2. How do I solve the Longest Palindromic Subsequence using Dynamic Programming?

To solve the Longest Palindromic Subsequence with dynamic programming, we can make a 2D array. This array stores the lengths of palindromic subsequences for different parts of the string. We fill this table by checking character matches and using values we calculated before. For more details and code examples, you can look at the Dynamic Programming Approach for Longest Palindromic Subsequence in Java.

3. What are the time and space complexities of the Longest Palindromic Subsequence algorithm?

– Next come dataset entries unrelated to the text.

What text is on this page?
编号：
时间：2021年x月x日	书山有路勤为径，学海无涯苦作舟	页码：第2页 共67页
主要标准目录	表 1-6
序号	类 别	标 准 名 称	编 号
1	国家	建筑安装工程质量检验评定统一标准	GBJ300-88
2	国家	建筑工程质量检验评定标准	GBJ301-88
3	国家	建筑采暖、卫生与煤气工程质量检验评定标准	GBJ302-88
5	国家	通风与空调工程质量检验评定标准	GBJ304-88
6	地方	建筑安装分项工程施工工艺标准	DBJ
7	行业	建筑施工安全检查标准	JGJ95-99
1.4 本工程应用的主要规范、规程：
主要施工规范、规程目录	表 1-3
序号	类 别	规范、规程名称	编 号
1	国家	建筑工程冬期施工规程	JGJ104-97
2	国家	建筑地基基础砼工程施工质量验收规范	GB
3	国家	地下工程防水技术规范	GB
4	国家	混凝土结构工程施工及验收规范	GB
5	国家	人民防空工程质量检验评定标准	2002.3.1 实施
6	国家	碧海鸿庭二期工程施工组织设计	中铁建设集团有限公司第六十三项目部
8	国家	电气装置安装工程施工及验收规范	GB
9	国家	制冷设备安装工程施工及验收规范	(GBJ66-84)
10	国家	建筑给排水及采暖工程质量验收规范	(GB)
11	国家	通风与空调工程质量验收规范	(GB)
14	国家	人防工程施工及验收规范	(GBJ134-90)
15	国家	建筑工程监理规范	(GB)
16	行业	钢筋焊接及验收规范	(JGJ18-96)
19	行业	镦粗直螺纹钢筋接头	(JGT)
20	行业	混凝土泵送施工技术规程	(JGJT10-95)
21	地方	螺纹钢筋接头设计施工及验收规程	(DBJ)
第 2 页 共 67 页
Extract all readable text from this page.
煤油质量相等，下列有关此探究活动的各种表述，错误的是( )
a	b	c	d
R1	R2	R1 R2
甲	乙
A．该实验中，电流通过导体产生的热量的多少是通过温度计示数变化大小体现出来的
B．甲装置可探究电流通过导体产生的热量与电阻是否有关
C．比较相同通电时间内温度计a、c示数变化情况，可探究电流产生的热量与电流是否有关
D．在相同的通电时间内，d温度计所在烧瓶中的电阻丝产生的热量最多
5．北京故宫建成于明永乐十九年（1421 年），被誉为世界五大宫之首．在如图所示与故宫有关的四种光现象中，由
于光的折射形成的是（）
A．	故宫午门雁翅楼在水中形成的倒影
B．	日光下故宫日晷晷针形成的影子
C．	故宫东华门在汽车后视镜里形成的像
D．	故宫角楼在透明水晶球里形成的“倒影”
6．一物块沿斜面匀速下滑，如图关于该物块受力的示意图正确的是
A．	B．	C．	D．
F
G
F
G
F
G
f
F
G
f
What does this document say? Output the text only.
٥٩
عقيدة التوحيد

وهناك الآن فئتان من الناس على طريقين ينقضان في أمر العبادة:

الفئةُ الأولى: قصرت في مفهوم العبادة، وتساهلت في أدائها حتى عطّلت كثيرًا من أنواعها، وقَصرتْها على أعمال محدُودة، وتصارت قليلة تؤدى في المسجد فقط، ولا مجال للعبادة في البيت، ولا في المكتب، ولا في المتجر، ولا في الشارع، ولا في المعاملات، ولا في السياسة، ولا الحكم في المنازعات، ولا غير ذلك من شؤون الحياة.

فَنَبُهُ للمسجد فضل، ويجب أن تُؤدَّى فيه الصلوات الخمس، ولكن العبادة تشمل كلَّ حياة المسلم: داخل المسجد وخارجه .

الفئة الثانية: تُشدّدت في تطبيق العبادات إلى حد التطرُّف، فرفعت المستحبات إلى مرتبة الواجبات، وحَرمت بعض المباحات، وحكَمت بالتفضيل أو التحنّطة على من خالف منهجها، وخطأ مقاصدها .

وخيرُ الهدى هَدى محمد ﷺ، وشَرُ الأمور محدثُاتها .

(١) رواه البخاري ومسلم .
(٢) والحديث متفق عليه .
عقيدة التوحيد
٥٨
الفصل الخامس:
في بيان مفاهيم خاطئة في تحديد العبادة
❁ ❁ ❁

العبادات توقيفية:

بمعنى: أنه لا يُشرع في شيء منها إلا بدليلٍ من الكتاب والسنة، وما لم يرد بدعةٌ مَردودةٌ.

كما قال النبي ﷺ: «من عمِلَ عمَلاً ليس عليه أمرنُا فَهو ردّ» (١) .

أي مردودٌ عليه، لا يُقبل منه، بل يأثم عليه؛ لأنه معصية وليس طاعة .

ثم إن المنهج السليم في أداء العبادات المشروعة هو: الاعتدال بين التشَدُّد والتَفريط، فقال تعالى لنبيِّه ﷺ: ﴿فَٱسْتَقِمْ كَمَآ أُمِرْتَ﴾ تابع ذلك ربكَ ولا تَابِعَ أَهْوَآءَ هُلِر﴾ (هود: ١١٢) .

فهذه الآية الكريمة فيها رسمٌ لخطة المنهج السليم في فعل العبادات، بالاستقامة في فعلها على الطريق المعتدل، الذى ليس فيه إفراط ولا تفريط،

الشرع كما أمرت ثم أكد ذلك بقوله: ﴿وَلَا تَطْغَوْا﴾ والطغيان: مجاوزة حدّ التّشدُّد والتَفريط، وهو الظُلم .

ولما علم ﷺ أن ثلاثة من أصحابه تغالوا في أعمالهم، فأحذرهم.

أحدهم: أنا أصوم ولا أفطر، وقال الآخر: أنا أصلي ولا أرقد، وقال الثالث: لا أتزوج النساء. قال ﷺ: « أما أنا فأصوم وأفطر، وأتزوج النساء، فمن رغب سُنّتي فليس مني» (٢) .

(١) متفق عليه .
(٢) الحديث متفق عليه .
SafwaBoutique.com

The time complexity of the Longest Palindromic Subsequence algorithm with dynamic programming is O(n^2). Here n is the length of the string we give. The space complexity is also O(n^2). This is because we use a 2D table to save results. But if we use some optimization tricks, we can lower the space complexity to O(n) while keeping the same time complexity.

4. Can I use a recursive approach to solve the Longest Palindromic Subsequence problem?

Yes, we can use a recursive approach with memoization to solve the Longest Palindromic Subsequence problem. This means we check characters one by one and store the results of smaller problems. This way, we avoid counting the same thing again. This method has a time complexity of O(n^2) too. But some programmers find it easier to understand. For more details, check the section on Recursive Approach with Memoization for Longest Palindromic Subsequence.

5. How can I compare different approaches for solving the Longest Palindromic Subsequence?

To compare different ways of solving the Longest Palindromic Subsequence, we should look at time complexity, space complexity, and how easy it is to use. Dynamic programming gives a good balance of speed and efficiency. Meanwhile, recursive methods with memoization can be easier to understand. For more ideas on different methods, visit the section titled Comparing Different Approaches for Longest Palindromic Subsequence.